The Percolation Path dialog opens when clicking the Edit… button.

At the top of the dialog, enter the Result File Name. The result files are saved in the chosen project folder (File → Choose Project Folder in the menu bar).

Computational Direction

Set the direction of the paths by selecting the Computational Direction.

Material to Analyze

The algorithm searches for paths in the selected Material to Analyze, either Pore Space, All Solid Materials, Chosen Material, or a list of Chosen Material IDs.

For your convenience, all Material IDs which denote pore space are shown at the bottom of the dialog.

Number of Paths

The number of percolation paths to be detected is set with the Number of Paths parameter. Then, the algorithm computes the n best percolation paths.

Domain Boundary Conditions

The diameter of pores and solids near the domain boundary is strongly influenced by the selected Domain Boundary Conditions.
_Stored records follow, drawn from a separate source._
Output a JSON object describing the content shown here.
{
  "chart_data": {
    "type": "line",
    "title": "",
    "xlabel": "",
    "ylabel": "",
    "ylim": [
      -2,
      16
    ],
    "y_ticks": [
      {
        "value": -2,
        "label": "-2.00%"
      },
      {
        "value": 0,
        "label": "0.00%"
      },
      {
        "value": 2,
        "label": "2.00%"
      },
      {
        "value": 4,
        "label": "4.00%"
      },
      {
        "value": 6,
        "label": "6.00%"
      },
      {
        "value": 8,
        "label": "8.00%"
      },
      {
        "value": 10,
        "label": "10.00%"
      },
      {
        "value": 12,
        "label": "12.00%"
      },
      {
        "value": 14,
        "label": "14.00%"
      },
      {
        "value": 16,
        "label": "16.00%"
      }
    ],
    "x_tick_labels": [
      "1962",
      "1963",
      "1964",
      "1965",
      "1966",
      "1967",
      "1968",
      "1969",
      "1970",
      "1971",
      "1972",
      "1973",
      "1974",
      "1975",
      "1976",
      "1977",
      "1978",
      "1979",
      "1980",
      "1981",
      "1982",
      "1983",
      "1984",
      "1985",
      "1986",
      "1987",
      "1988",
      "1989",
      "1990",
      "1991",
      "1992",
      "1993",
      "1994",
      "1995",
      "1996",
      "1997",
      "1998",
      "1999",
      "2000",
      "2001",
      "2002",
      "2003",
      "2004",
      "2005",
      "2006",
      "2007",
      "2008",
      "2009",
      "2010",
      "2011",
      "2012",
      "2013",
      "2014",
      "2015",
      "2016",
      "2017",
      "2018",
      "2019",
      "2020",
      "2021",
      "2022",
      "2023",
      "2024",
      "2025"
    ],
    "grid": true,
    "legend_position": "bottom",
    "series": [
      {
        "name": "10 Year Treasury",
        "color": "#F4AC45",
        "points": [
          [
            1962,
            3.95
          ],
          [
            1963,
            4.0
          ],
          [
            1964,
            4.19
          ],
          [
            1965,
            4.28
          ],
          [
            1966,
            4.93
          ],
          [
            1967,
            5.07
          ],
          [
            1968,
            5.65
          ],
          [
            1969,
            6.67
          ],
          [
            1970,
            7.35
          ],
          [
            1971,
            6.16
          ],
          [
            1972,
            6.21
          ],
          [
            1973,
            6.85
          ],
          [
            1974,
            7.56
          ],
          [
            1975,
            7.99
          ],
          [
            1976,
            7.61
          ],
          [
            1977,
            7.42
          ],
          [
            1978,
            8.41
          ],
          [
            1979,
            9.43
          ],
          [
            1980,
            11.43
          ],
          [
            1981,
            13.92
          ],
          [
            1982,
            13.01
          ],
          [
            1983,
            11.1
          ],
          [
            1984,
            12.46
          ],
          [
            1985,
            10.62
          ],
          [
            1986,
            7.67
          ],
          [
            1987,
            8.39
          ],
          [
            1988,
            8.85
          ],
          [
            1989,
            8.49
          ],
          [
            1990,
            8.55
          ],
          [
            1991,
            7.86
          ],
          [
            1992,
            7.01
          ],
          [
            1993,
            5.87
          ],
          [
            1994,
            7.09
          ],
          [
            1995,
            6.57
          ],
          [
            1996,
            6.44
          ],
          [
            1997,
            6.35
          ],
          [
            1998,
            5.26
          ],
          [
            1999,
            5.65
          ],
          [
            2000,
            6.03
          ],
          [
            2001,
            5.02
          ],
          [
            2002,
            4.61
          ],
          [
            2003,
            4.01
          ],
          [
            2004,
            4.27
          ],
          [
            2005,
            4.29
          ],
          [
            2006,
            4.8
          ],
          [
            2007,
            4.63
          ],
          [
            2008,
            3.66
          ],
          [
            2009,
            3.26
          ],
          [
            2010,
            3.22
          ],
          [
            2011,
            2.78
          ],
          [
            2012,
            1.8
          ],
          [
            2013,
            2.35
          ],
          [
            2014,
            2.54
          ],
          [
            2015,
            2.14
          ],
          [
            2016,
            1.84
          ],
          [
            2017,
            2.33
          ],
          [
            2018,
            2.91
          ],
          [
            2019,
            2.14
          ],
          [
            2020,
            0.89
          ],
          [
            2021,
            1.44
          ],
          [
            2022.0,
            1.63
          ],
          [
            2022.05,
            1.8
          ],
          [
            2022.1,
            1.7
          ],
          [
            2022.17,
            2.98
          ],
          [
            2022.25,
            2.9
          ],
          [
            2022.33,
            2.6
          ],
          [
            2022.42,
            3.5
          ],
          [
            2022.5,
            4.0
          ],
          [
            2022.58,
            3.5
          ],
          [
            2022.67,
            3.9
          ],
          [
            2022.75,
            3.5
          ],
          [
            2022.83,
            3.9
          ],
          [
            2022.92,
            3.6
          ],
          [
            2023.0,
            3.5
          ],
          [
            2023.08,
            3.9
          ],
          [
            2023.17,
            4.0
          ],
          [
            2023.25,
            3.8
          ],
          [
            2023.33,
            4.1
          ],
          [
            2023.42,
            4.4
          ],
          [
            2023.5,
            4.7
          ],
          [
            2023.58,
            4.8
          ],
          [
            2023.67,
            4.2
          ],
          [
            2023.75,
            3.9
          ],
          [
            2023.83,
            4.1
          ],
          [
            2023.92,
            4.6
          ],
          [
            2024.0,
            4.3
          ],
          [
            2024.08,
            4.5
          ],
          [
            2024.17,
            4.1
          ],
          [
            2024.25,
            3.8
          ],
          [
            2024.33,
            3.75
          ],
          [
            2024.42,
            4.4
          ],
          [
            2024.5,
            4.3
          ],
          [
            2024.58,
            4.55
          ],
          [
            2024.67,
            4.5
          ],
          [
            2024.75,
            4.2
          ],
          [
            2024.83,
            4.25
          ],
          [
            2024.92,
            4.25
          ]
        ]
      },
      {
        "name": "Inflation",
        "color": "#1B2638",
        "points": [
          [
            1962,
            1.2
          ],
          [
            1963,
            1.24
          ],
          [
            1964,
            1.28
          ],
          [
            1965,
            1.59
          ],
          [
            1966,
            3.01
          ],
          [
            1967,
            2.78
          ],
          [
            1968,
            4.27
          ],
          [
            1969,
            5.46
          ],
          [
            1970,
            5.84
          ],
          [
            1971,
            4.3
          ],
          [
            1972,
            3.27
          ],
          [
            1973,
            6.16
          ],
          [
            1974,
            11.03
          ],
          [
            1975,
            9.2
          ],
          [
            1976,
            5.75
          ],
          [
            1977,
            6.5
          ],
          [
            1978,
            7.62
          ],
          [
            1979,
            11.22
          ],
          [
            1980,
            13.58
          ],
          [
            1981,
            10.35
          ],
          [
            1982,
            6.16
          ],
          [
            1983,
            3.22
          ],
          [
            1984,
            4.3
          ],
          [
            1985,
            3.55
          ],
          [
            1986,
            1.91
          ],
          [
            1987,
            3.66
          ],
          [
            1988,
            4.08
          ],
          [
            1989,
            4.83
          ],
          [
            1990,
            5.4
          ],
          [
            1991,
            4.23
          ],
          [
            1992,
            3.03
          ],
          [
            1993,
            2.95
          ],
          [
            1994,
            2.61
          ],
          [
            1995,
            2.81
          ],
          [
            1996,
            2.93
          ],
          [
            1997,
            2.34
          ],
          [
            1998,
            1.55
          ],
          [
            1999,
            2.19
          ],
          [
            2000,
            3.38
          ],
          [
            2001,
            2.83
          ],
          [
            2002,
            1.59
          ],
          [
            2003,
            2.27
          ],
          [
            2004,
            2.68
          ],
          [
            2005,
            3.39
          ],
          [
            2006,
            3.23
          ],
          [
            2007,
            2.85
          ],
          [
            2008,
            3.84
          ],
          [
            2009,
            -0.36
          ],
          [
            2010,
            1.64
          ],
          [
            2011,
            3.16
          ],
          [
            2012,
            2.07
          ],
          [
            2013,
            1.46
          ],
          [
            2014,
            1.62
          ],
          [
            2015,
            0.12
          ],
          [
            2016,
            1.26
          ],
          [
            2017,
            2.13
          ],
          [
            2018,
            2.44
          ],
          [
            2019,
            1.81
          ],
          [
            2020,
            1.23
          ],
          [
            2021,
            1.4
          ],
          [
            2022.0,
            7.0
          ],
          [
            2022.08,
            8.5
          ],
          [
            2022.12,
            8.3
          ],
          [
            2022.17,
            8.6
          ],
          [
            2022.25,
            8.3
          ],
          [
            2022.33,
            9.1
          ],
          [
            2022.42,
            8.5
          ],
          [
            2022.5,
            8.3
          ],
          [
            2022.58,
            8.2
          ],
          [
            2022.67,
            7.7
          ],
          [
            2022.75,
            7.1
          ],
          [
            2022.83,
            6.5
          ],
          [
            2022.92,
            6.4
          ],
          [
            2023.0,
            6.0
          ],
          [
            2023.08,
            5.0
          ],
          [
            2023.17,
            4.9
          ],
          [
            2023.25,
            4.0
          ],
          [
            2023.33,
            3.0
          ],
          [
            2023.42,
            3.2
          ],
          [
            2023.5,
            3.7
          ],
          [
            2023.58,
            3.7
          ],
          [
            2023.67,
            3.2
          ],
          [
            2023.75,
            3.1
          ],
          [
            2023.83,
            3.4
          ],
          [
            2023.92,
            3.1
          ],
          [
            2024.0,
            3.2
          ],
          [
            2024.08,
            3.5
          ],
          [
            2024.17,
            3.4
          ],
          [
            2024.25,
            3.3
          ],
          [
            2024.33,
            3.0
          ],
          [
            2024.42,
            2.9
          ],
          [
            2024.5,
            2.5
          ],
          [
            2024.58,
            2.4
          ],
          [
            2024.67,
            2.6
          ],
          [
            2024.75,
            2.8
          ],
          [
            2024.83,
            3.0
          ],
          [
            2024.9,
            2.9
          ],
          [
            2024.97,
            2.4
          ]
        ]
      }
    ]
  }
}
Explanation of the Domain Boundary Conditions

Search Periodic Path

Search Periodic Path is only available for periodic boundary conditions. If checked, the Percolation Path is allowed to cross lateral periodic boundaries. Using this option increases computation time. A periodic percolation path is not necessarily periodic in the computation direction.

Diameter Mode

From the Diameter Mode pull-down menu, choose to detect percolation paths with the Maximal Diameter possible or Specify Maximal Diameter and enter a Maximal Diameter value below.

High Resolution

To run the calculations in High Resolution might be useful when the path space is expected to be narrow. The standard algorithm computes distances directly on the voxel grid, i.e. when determining a pore size, only the distances from the center of a pore voxel to the center of a solid voxel are taken into account. High Resolution also takes the voxel surfaces and edges into account, so the computed distances correspond to the distance to the next surface or edge. The disadvantage of the High Resolution mode is that the calculation runtime and memory usage may increase by a factor of eight.

Save Centerline

When Save Center-Line is checked, the results folder additionally contains *.gdt files with the centerline of each computed percolation path.

Optimize Path

With Optimize Path, the length of the path is optimized after the calculation. This shortens the calculated path by removing voxel staircase artifacts: The algorithm works on the voxel structure and can therefore only find paths which run directly through connected voxels. Therefore, the default method might not always find the best path in structures with large open pores. In these cases, it is recommended to select Optimize Path (see the examples below).